L’abbé accueillit son conseiller avec un vif mouvement de satisfaction, qui convainquit le sous-prieur de l’agitation d’esprit du père Boniface et du besoin urgent qu’il avait de recevoir des avis utiles. Il n’y avait ni coupe ni flacon sur la petite table placée à côté du grand fauteuil de parade ; on ne voyait sur cette table que sa mitre enrichie de pierres précieuses, et son chapelet qui semblait avoir été mis là comme le seul remède auquel il pût recourir dans cette extrémité terrible ; la crosse, richement ornée, était appuyée contre la table.

Le sacristain et le vieux père Nicolas avaient suivi le sous-prieur dans l’appartement de l’abbé, probablement dans l’espoir d’apprendre quelque chose sur l’affaire importante dont il s’agissait. Ils ne se trompèrent pas, car, après avoir introduit le sous-prieur, au moment où ils se disposaient à se retirer, l’abbé leur fit signe de rester.

« Mes frères, leur dit-il, vous savez tous avec quel zèle laborieux nous avons soutenu le poids des affaires de cette maison confiée à nos mains indignes, le pain et l’eau vous ont été donnés chaque jour avec exactitude ; je n’ai pas dissipé les revenus du couvent en vains plaisirs, tels que ceux de la chasse, ou en folles dépenses pour des changements d’aubes ou de chapes, ou en fêtes données à des bardes ou à des bouffons oisifs, sauf ceux qui, conformément à l’ancienne coutume, sont reçus aux fêtes de Noël et de Pâques. Enfin je n’ai enrichi ni parents ni femmes étrangères, aux dépens de la communauté.

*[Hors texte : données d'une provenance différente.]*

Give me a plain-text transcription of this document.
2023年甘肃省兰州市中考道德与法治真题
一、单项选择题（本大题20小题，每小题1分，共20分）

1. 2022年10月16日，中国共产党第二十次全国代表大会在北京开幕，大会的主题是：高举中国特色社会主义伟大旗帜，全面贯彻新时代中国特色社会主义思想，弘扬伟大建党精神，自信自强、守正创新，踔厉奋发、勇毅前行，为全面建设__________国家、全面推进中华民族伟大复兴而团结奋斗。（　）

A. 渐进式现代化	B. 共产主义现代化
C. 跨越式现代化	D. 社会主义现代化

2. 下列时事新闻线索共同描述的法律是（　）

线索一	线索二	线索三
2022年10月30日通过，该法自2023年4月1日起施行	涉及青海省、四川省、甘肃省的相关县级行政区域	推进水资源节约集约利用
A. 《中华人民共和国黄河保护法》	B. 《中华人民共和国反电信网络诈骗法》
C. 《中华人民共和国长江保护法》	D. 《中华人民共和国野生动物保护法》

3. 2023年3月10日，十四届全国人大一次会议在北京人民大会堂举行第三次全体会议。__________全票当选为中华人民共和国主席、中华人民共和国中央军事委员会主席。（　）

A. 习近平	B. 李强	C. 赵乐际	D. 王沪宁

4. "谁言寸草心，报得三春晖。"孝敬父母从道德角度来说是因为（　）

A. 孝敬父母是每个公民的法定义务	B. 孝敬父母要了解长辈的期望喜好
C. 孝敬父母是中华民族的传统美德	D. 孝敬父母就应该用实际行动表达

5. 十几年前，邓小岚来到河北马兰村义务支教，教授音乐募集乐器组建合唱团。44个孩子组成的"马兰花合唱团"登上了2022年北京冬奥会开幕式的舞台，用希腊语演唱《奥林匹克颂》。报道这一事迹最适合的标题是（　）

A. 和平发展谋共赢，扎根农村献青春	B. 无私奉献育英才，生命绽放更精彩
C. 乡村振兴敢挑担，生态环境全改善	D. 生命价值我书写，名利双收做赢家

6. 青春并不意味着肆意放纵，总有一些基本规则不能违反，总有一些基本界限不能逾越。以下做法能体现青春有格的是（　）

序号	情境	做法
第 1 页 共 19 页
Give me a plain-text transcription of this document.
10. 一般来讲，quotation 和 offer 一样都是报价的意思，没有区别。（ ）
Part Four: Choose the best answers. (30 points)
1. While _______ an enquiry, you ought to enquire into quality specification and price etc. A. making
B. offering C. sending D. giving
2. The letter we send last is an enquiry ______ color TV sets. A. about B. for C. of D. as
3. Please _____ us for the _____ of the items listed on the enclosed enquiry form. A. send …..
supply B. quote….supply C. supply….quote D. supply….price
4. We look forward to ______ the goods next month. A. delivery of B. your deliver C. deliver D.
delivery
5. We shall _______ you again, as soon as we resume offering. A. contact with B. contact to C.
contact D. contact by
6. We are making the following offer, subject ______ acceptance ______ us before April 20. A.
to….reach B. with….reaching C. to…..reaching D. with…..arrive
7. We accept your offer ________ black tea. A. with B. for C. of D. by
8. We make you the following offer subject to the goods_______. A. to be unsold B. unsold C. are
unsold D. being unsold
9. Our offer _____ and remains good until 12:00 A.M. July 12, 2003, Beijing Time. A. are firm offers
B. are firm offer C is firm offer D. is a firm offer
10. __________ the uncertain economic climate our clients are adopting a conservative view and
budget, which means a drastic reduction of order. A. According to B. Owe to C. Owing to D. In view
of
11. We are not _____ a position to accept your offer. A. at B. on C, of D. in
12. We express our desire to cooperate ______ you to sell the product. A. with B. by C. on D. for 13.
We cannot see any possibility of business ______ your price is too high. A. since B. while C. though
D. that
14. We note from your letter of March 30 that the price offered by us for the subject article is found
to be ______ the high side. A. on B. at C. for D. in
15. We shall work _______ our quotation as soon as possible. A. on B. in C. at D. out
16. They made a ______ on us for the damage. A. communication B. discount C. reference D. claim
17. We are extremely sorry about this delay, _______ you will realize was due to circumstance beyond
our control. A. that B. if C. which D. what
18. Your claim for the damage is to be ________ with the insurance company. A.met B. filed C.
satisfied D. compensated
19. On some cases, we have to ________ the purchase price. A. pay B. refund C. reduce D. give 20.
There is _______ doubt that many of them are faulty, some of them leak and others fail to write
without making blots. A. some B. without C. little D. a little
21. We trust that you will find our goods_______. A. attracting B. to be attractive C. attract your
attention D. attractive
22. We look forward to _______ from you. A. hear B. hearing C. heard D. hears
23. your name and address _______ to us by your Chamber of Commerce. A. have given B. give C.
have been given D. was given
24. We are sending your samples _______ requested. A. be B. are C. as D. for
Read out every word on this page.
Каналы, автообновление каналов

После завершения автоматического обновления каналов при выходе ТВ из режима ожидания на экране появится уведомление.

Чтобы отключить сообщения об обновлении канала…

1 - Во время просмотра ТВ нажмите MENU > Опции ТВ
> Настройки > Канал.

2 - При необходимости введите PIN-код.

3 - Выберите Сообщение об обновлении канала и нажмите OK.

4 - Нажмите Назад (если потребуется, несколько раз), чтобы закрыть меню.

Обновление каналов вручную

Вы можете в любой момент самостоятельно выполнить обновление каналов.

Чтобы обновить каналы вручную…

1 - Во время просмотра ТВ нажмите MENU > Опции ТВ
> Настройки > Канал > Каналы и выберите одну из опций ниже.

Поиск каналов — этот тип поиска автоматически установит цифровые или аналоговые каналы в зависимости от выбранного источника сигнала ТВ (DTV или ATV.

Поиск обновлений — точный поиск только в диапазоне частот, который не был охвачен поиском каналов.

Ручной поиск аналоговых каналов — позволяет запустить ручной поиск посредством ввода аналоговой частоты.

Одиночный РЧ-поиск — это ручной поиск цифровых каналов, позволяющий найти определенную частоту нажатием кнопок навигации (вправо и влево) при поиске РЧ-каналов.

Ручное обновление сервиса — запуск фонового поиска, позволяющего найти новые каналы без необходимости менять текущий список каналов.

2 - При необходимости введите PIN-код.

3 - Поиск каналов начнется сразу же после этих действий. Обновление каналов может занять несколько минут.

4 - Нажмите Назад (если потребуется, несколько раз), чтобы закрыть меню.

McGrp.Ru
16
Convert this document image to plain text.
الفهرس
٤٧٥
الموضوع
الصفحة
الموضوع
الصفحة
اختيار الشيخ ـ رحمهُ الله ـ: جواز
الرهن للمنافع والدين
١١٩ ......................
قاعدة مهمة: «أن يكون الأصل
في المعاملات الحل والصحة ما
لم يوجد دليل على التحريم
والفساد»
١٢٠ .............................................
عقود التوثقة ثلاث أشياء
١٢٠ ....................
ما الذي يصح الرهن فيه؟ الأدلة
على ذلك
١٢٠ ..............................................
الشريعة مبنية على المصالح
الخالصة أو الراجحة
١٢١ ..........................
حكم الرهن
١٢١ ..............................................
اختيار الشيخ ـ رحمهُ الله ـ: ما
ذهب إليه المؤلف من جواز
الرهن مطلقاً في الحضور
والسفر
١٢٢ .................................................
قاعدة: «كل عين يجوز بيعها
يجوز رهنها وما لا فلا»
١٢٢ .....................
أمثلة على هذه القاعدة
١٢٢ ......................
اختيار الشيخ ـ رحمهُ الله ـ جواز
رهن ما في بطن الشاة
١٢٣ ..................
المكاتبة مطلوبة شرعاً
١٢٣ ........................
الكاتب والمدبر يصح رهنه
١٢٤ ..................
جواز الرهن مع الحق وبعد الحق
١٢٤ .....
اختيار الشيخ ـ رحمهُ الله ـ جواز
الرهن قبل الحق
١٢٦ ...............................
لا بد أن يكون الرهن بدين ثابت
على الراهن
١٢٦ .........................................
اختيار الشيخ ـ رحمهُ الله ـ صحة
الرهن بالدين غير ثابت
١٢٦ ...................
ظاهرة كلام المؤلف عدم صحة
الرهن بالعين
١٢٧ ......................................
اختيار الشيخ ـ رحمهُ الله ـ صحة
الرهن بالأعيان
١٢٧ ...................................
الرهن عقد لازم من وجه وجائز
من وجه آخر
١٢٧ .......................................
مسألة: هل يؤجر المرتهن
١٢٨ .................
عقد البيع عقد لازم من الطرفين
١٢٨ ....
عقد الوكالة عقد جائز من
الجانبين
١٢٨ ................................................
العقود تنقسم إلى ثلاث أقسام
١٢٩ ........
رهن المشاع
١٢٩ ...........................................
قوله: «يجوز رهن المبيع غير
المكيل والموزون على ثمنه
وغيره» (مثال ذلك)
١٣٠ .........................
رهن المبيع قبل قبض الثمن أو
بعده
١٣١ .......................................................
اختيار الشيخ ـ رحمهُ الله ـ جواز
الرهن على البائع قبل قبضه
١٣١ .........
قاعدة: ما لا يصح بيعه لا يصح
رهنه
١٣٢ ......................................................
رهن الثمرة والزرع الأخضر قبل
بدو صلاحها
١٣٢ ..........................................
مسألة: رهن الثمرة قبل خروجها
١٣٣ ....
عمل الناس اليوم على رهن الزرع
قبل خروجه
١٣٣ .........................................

— Il n’y a pas eu à ma connaissance, dit le père Nicolas, un semblable abbé depuis le temps de l’abbé Ingelram, qui… »

À ce nom, qui était toujours le prélude funeste d’une longue histoire, l’abbé se hâta de l’interrompre.

« Que Dieu ait pitié de son âme ! dit-il ; mais ce n’est pas de lui qu’il est question en ce moment. Ce que je demande de vous, mes frères, c’est de savoir si j’ai fidèlement rempli les devoirs de ma place.

— Il n’y a jamais eu le moindre sujet de plainte, » répondit le sous-prieur.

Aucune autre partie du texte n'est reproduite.